Procedure to Create Service User

Based on the operating system, perform the respective procedures in the section.

  1. Create a Windows user and set up a password for this user.

  2. Assign the DB2USERS Group to the above created user.

  1. Add the user to the Linux system and add it to the instance owner group. The default DB2 users group is db2iadm1

    useradd -G <Instance_owner_group> <SERVICE_USER>

  2. Set the password using the following command:

    passwd <SERVICE_USER>

  3. Connect to the machine using the db2inst1 or the DB2 administrator user.

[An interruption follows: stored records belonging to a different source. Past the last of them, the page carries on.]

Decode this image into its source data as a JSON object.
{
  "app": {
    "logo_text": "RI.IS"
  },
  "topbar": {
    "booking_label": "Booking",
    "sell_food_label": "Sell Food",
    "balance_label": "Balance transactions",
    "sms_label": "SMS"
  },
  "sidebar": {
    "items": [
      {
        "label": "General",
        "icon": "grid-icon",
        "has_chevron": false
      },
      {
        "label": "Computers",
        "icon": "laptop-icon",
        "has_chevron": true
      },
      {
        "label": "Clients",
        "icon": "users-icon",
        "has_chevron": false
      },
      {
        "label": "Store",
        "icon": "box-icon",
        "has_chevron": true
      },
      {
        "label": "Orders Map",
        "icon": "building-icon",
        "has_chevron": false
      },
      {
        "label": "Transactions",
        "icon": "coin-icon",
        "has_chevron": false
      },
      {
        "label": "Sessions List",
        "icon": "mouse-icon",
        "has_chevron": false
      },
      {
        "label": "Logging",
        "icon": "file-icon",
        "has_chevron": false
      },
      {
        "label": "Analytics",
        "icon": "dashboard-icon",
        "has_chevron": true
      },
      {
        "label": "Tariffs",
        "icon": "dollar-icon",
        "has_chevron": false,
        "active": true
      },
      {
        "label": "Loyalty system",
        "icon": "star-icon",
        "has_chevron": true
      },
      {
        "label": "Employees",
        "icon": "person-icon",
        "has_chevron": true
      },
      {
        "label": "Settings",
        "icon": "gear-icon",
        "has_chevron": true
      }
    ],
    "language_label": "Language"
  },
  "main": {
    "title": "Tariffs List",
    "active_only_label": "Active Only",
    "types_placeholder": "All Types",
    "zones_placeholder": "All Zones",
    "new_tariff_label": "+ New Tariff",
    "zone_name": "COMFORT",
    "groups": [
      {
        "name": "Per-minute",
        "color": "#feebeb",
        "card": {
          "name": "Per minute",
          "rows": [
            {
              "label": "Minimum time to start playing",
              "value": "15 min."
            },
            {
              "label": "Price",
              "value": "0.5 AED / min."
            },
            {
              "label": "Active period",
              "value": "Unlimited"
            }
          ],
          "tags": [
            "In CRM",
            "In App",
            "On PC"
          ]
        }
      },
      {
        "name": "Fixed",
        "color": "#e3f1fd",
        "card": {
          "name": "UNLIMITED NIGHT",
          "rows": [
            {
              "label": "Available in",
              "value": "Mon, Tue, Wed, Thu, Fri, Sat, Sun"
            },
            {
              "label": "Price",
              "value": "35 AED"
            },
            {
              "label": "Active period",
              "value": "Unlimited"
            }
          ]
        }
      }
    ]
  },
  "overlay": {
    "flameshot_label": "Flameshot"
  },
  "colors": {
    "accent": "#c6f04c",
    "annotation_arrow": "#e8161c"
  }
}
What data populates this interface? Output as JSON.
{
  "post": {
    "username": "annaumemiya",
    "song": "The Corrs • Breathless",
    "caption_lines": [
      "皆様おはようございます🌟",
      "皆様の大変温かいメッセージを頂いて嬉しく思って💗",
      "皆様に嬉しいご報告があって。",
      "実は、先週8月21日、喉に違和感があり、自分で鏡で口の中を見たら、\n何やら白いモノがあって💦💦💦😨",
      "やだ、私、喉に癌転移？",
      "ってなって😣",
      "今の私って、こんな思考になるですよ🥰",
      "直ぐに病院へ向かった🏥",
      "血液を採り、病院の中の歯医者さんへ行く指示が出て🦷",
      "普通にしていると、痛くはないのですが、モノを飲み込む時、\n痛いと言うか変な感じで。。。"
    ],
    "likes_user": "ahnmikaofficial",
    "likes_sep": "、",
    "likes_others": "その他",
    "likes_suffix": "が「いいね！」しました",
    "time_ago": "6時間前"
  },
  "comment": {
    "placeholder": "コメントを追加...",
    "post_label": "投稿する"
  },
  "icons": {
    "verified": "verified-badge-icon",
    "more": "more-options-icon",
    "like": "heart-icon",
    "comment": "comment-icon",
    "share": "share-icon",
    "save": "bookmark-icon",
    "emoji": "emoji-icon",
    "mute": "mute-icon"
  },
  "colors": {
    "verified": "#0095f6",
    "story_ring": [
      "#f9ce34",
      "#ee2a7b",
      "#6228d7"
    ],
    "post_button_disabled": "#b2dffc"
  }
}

IBM DB2 Enterprise Server Permissions

For IBM DB2 Enterprise Server version 10.1 and 10.5:

The Administrator login must have the SYSADM (Authority) as the minimum privilege and must be able to perform the following operations on DB User and Roles:

  • Search

  • Create

  • Update

  • Delete

Note
To run the CREATE ROLE rolename and DROP ROLE rolename query in the following DB2 versions, the respective specified authorities are required: 10.1 and 10.5: SECADM, SYSCTRL, or SECADM authority

For IBM DB2 Enterprise Server version 11.1:

  1. Connect to the database with administrator user using command: db2 connect to <DATABASE>

  2. Grant the following Privileges: GRANT DBADM ON DATABASE TO USER <SERVICE_USER>; GRANT SECADM ON DATABASE TO USER <SERVICE_USER>; GRANT ACCESSCTRL ON DATABASE TO USER <SERVICE_USER>; GRANT DATAACCESS ON DATABASE TO USER <SERVICE_USER>;

  3. Grant the following Roles: GRANT SYSTS_ADM to <SERVICE_USER>;

  4. Create the source using the Service User as the user and specify the database.